For weeks after being cast, Johnson wasn’t allowed to tell anybody — not her father, not her mother, not her grandmother. And she kept the secret, because “sometimes your parents are the ones with the biggest mouths of all time.”

Being third-generation Hollywood provides her with a certain kind of armor that will soon some in handy. Hedren, best known for her starring role in Hitchcock’s The Birds, famously keeps a compound outside of Los Angeles filled with wild beasts; in some of the earliest public photos of Melanie, she has her head in the mouth of a lion. Griffith started dating Don Johnson when she was 14 and he was costarring in a movie with her mother. They married when she was 18, quickly divorced, and then remarried. Dakota was born in 1989. The couple divorced again in 1996, and Griffith married Banderas later that year.

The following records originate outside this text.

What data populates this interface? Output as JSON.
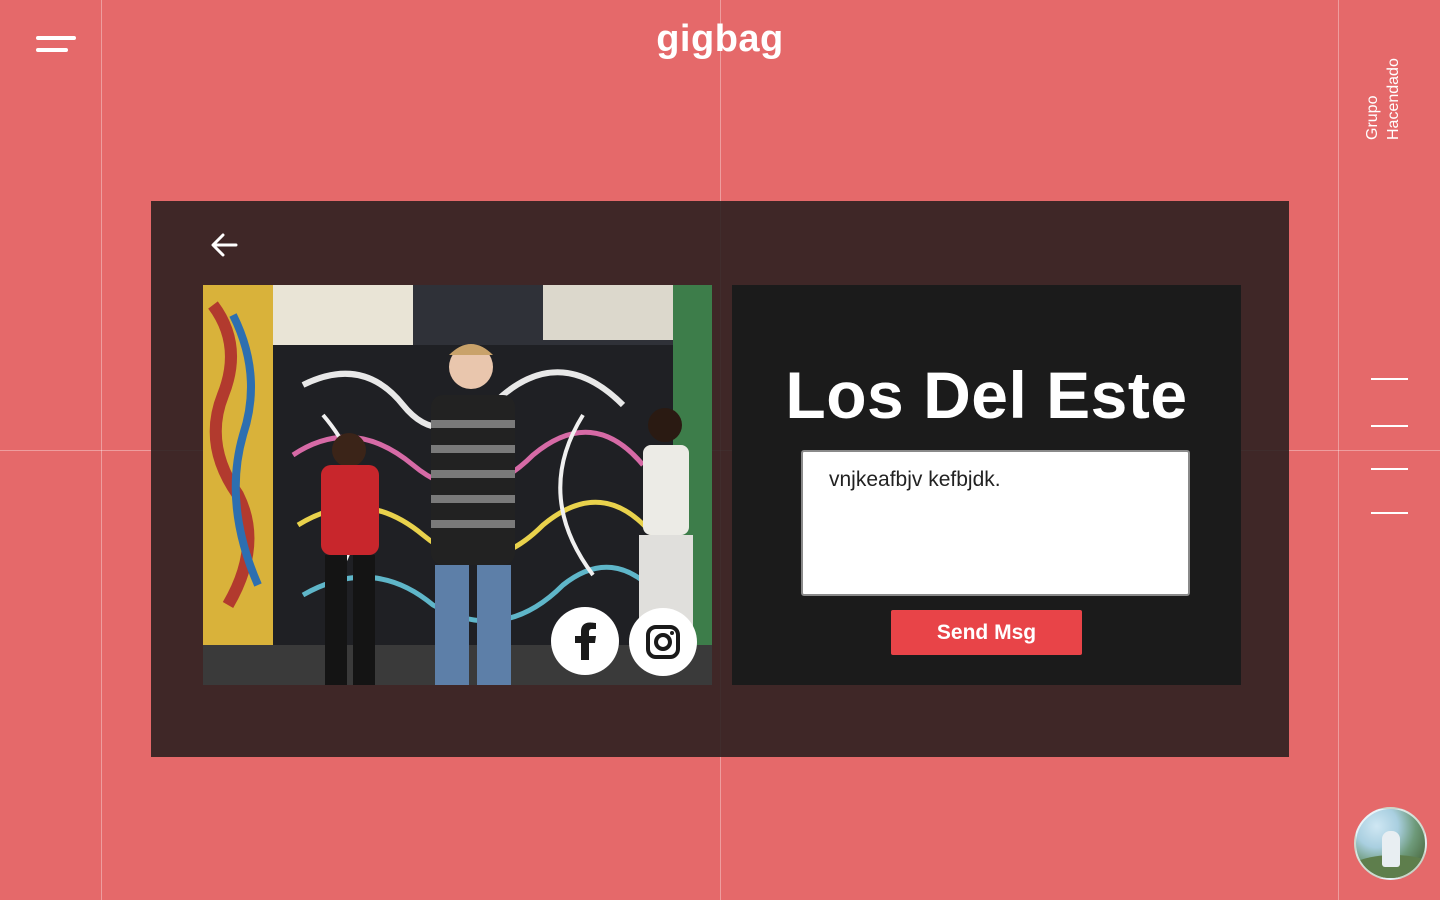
{
  "header": {
    "logo_text": "gigbag",
    "company_line1": "Grupo",
    "company_line2": "Hacendado"
  },
  "colors": {
    "background": "#e5696a",
    "panel": "#281e1e",
    "card": "#1b1b1b",
    "accent_button": "#e84448"
  },
  "band": {
    "name": "Los Del Este",
    "photo_icon": "band-photo",
    "social": [
      {
        "name": "facebook",
        "icon": "facebook-icon"
      },
      {
        "name": "instagram",
        "icon": "instagram-icon"
      }
    ]
  },
  "message": {
    "value": "vnjkeafbjv kefbjdk.",
    "send_label": "Send Msg"
  },
  "side_nav": {
    "items": 4
  },
  "icons": {
    "menu": "menu-icon",
    "back": "arrow-left-icon",
    "avatar": "user-avatar"
  }
}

Johnson downplays the fact that her dad and mom were the Brad and Jen (or maybe Liz and Dick?) of their era, but she realizes her childhood was at least different from that of the average high schooler. “My dad was doing Nash Bridges in San Francisco, so I was there, like, every day,” she says. “My mom was doing a bunch of stuff, still making movies, and Antontio was making movies. I was everywhere, all over the world. I loved it so much.”

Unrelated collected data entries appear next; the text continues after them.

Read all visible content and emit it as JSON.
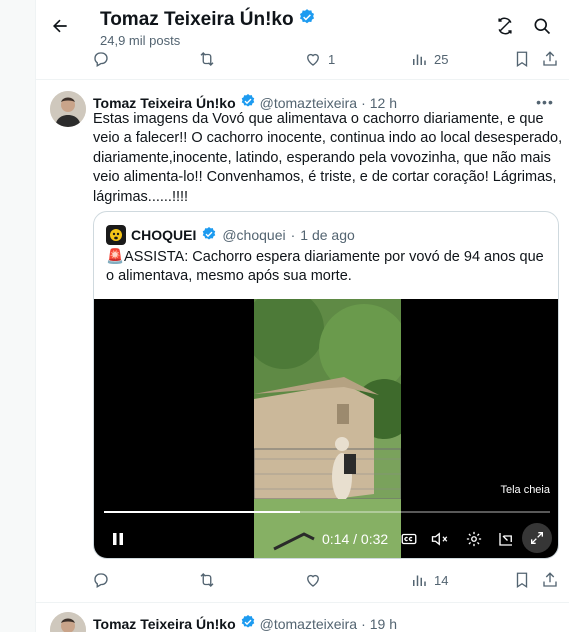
{
  "header": {
    "title": "Tomaz Teixeira Ún!ko",
    "subtitle": "24,9 mil posts",
    "icons": [
      "back-arrow-icon",
      "verified-badge-icon",
      "refresh-icon",
      "search-icon"
    ]
  },
  "prev_actions": {
    "reply": "",
    "retweet": "",
    "likes": "1",
    "views": "25"
  },
  "tweet": {
    "name": "Tomaz Teixeira Ún!ko",
    "handle": "@tomazteixeira",
    "dot": "·",
    "time": "12 h",
    "more": "•••",
    "text": "Estas imagens da Vovó que alimentava o cachorro diariamente, e que veio a falecer!! O cachorro inocente, continua indo ao local desesperado, diariamente,inocente, latindo, esperando pela vovozinha, que não mais veio alimenta-lo!! Convenhamos, é triste, e de cortar coração! Lágrimas, lágrimas......!!!!",
    "quote": {
      "name": "CHOQUEI",
      "handle": "@choquei",
      "dot": "·",
      "time": "1 de ago",
      "text": "🚨ASSISTA: Cachorro espera diariamente por vovó de 94 anos que o alimentava, mesmo após sua morte.",
      "video": {
        "fullscreen_label": "Tela cheia",
        "time_display": "0:14 / 0:32",
        "progress": 0.44,
        "controls": [
          "pause-icon",
          "captions-icon",
          "mute-icon",
          "settings-icon",
          "pip-icon",
          "expand-icon"
        ]
      }
    },
    "actions": {
      "reply": "",
      "retweet": "",
      "likes": "",
      "views": "14"
    }
  },
  "next_tweet": {
    "name": "Tomaz Teixeira Ún!ko",
    "handle": "@tomazteixeira",
    "dot": "·",
    "time": "19 h"
  },
  "colors": {
    "verified": "#1d9bf0",
    "secondary_text": "#536471",
    "border": "#cfd9de"
  }
}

But there’s a jagged side — or as Dakota puts it, “a mind fuck” — to refracted fame. “I feel like you learn how to do school in second grade through fifth grade. During those years I was never home.” After years of on-set tutoring and homeschooling, her parents sent her to a Catholic boarding high school in northern California. Dakota thought it was a great idea. Then she arrived. “I was just miserable there. It was a great school, but girls in that concentration are so horrific, just horrific.”

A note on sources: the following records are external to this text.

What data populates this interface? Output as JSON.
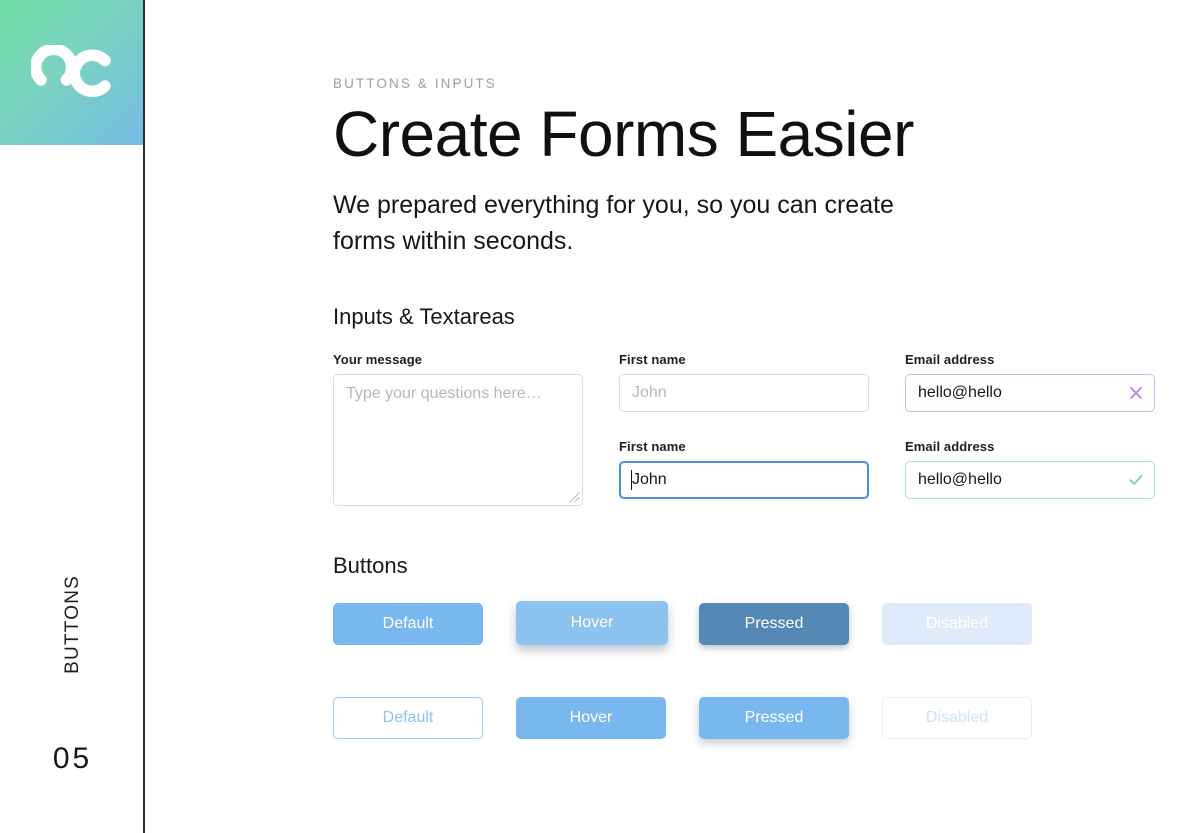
{
  "rail": {
    "logo_alt": "uc-logo",
    "vertical_label": "BUTTONS",
    "page_number": "05",
    "gradient_from": "#72dfa8",
    "gradient_to": "#74bbe6"
  },
  "header": {
    "eyebrow": "BUTTONS & INPUTS",
    "headline": "Create Forms Easier",
    "subhead": "We prepared everything for you, so you can create forms within seconds."
  },
  "sections": {
    "inputs_title": "Inputs & Textareas",
    "buttons_title": "Buttons"
  },
  "form": {
    "first_name_label": "First name",
    "first_name_placeholder": "John",
    "first_name_value": "John",
    "email_label": "Email address",
    "email_error_value": "hello@hello",
    "email_success_value": "hello@hello",
    "message_label": "Your message",
    "message_placeholder": "Type your questions here…",
    "error_icon": "close-x-icon",
    "success_icon": "check-icon",
    "error_color": "#b388e0",
    "success_color": "#7ad9a8",
    "focus_color": "#4d90d8"
  },
  "buttons": {
    "primary_row": [
      {
        "label": "Default",
        "state": "default"
      },
      {
        "label": "Hover",
        "state": "hover"
      },
      {
        "label": "Pressed",
        "state": "pressed"
      },
      {
        "label": "Disabled",
        "state": "disabled"
      }
    ],
    "secondary_row": [
      {
        "label": "Default",
        "state": "default"
      },
      {
        "label": "Hover",
        "state": "hover"
      },
      {
        "label": "Pressed",
        "state": "pressed"
      },
      {
        "label": "Disabled",
        "state": "disabled"
      }
    ],
    "accent_color": "#79b8ee"
  }
}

Eventually, she got her dad to set her free. When I ask her how she persuaded him to let her leave, she gives the biggest smile of the morning: “I’ve fucking got him on lock. I charmed him.” How, exactly? She draws a circle around her face with a finger and goes coy, then laughs. “I don’t know. This face?”

Next, it was off to the artsy New Roads School in Santa Monica, where Johnson whiled away high school sketching. “I would get so bored after a while. There’s only so many ways you can draw a naked woman or man. There are only so many penises I can see and draw.” The hardest part was dealing with the slings and arrows aimed at her family. Classmates would bring in clippings about her parents — some of them true, and a lot more not even close.

“I think people, especially the press, like to pick on children of famous people, and I think that’s fucking awful,” she says. “Things get made up. It’s so, so sad. And there’s absolutely nothing you can do about it as a 16-year-old. You’re like, ‘What the fuck? Why? What did I do?’”

Many of the stories about Johnson being cast in Fifty Shades mention that she spent 30 days in a Malibu rehab center for substance abuse as a teen. She swears it never happened.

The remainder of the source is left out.